Tim Bedzko – Keine Maschine
Ich will mein Leben selbst gestalten, muss es wenigstens probieren
Ich brauche die Kontrolle zurück, kann nicht mehr nur funktionieren
Ich liege in Ketten aus
Unausgesprochenen Regeln
Trete auf der Stelle
Aber muss mich frei bewegen
Warum fiel mir das einfiel …. weil ein Kollege mir dieses vorspielte und sagte „er kann nicht mehr“ …. und deine Ausführungen über zeitliche Verfügbarkeiten und das man immer das Gefühl hatte man müsse arbeiten wenn andere feiern…..
Lieber Dennis es ist schön auf diesem Wege von dir zu lesen …. Pass bitte auf dich auf …..
Danke, Keule ? bin übrigens sehr froh dich auf dem Weg dahin zur Unterstützung an der Seite gehabt zu haben! 🙂
Dein traditionelles „Moin CB“ wird mir für immer in den Ohren bleiben. Ja, ich vermisse es sogar ein Stück weit.
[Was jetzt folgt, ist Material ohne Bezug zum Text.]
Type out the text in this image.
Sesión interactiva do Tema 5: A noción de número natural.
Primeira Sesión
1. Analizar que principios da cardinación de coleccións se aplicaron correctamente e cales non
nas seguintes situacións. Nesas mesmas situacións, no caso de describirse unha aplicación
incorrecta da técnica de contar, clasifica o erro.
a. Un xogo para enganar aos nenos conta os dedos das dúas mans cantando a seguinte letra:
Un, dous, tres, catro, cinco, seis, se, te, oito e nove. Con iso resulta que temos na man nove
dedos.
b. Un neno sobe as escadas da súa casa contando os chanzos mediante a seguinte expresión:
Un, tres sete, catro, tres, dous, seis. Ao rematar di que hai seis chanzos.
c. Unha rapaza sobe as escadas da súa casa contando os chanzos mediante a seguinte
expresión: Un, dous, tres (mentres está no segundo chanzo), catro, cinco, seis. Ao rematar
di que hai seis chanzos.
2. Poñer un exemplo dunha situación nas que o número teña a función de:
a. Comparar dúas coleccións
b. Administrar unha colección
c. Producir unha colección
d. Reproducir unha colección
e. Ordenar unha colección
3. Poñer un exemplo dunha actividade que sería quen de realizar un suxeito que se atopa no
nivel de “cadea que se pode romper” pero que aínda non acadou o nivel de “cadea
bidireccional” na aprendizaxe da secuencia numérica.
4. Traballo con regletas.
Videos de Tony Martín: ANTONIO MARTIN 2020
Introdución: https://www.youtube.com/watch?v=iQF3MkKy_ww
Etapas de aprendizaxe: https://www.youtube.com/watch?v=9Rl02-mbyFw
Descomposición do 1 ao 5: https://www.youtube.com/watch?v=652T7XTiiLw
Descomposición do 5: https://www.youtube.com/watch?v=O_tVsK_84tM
Trotzdem bin ich froh, dass du diesen mutigen Schritt gewagt hast. Bei allem was du so beschreibst, war es die goldrichtige Entscheidung.
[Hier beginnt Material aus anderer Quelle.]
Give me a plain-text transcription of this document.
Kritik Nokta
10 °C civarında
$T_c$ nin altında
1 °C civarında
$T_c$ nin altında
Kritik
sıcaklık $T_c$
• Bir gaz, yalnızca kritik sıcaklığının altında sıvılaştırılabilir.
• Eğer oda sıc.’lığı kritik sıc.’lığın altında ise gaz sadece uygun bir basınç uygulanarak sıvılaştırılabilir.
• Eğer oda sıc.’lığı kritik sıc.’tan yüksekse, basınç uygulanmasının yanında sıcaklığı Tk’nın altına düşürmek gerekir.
Haha irgendwann kommt nochmal Eins um die Ecke gerufen 😉 Danke
Wow.. Toll geschrieben!! Pass auf dich auf!!!
Dankeschön, Isa 🙂
Ich bewundere und respektiere dich für deinen Mut und die Kraft die Ketten des Hamsterrad gesprengt zu haben.
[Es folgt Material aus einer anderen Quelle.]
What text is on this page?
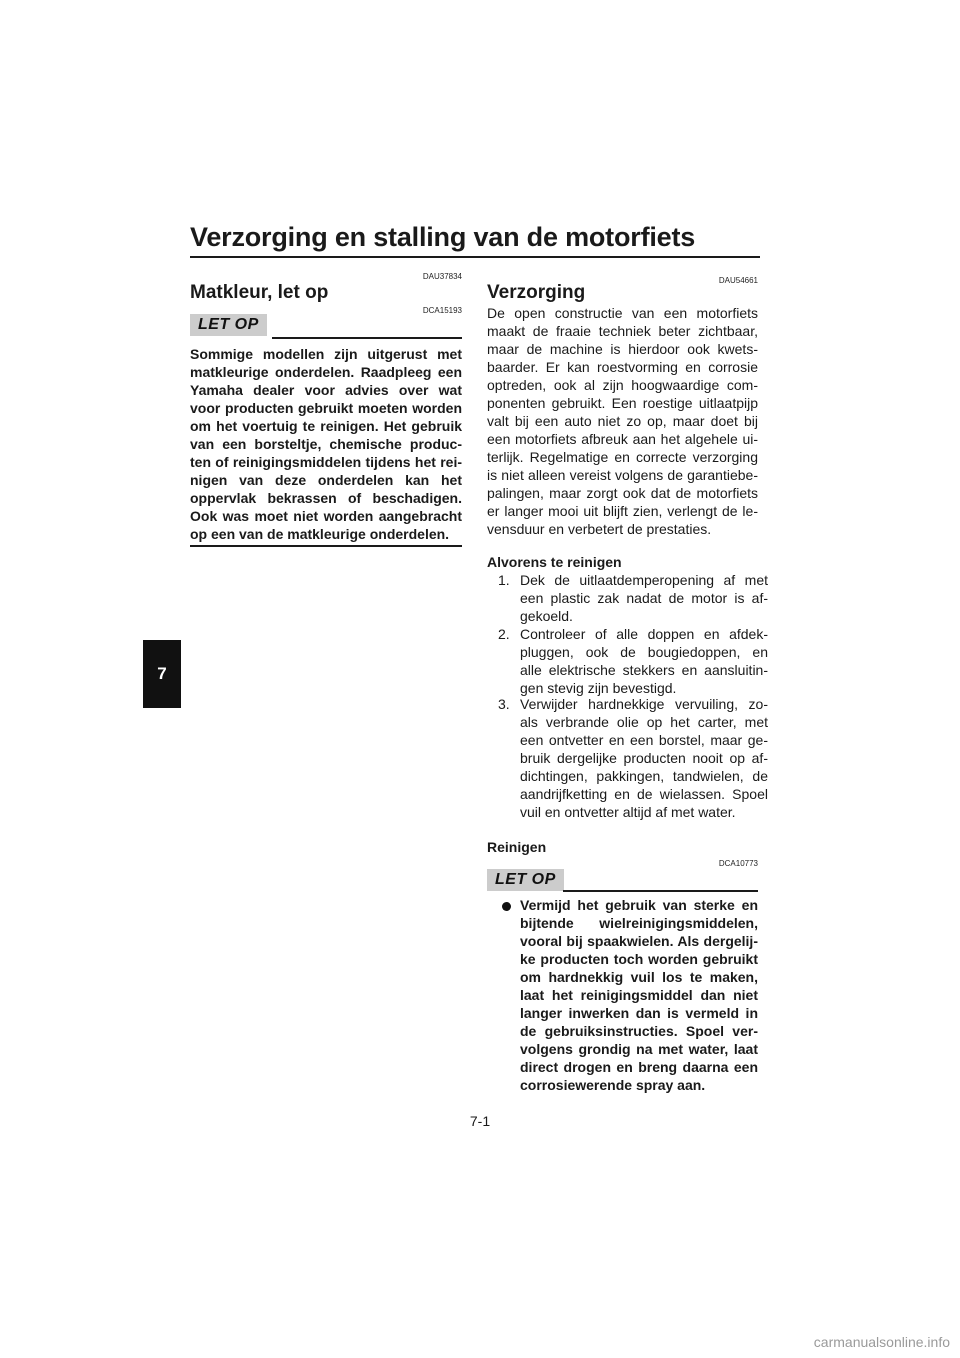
Verzorging en stalling van de motorfiets
7
DAU37834
Matkleur, let op
DCA15193
LET OP
Sommige modellen zijn uitgerust met
matkleurige onderdelen. Raadpleeg een
Yamaha dealer voor advies over wat
voor producten gebruikt moeten worden
om het voertuig te reinigen. Het gebruik
van een borsteltje, chemische produc-
ten of reinigingsmiddelen tijdens het rei-
nigen van deze onderdelen kan het
oppervlak bekrassen of beschadigen.
Ook was moet niet worden aangebracht
op een van de matkleurige onderdelen.
DAU54661
Verzorging
De open constructie van een motorfiets
maakt de fraaie techniek beter zichtbaar,
maar de machine is hierdoor ook kwets-
baarder. Er kan roestvorming en corrosie
optreden, ook al zijn hoogwaardige com-
ponenten gebruikt. Een roestige uitlaatpijp
valt bij een auto niet zo op, maar doet bij
een motorfiets afbreuk aan het algehele ui-
terlijk. Regelmatige en correcte verzorging
is niet alleen vereist volgens de garantiebe-
palingen, maar zorgt ook dat de motorfiets
er langer mooi uit blijft zien, verlengt de le-
vensduur en verbetert de prestaties.
Alvorens te reinigen
1. Dek de uitlaatdemperopening af met
een plastic zak nadat de motor is af-
gekoeld.
2. Controleer of alle doppen en afdek-
pluggen, ook de bougiedoppen, en
alle elektrische stekkers en aansluitin-
gen stevig zijn bevestigd.
3. Verwijder hardnekkige vervuiling, zo-
als verbrande olie op het carter, met
een ontvetter en een borstel, maar ge-
bruik dergelijke producten nooit op af-
dichtingen, pakkingen, tandwielen, de
aandrijfketting en de wielassen. Spoel
vuil en ontvetter altijd af met water.
Reinigen
DCA10773
LET OP
Vermijd het gebruik van sterke en
bijtende wielreinigingsmiddelen,
vooral bij spaakwielen. Als dergelij-
ke producten toch worden gebruikt
om hardnekkig vuil los te maken,
laat het reinigingsmiddel dan niet
langer inwerken dan is vermeld in
de gebruiksinstructies. Spoel ver-
volgens grondig na met water, laat
direct drogen en breng daarna een
corrosiewerende spray aan.
7-1
carmanualsonline.info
Als Freigeist dem Leben die Stirn zu bieten und den gesellschaftlichen Grundvorstellungen zu widersprechen, bedarf es einer enormen Portion von Selbtverantwortung. Unzufriedenheit zu erkennen, beim Namen zu nennen und aktiv für sein Glück und ein zufriedenes Leben zu kämpfen ist der Schlüssel zum Erfolg. Bedanke dich für die Vergangenheit, lebe im Augenblick und freu dich auf die Zukunft. Ich wünsche dir alles gute auf deiner Reise. Der Weg ist das Ziel
Halt die Ohren steif
Fisch
Danke, Jung! Trifft’s 🙂 dir auch alles Beste
Ich bin sowieso immer bei dir!
Toll geschrieben!!! Ich bin ja so unglaublich stolz auf dich! Großer Spasti :-*
Hey D. , ich habe großen Respekt vor der Entdcheidung die du getroffen hast und wünsche dir alles gute auf deinem Weg.
Mannomann…
da wollte ich nur mal ein bisschen schmökern, was der liebe Kollege schon so alles erlebt hat und dann kommt die Passage mit der Schilderung der Ereignisse ab Ende November.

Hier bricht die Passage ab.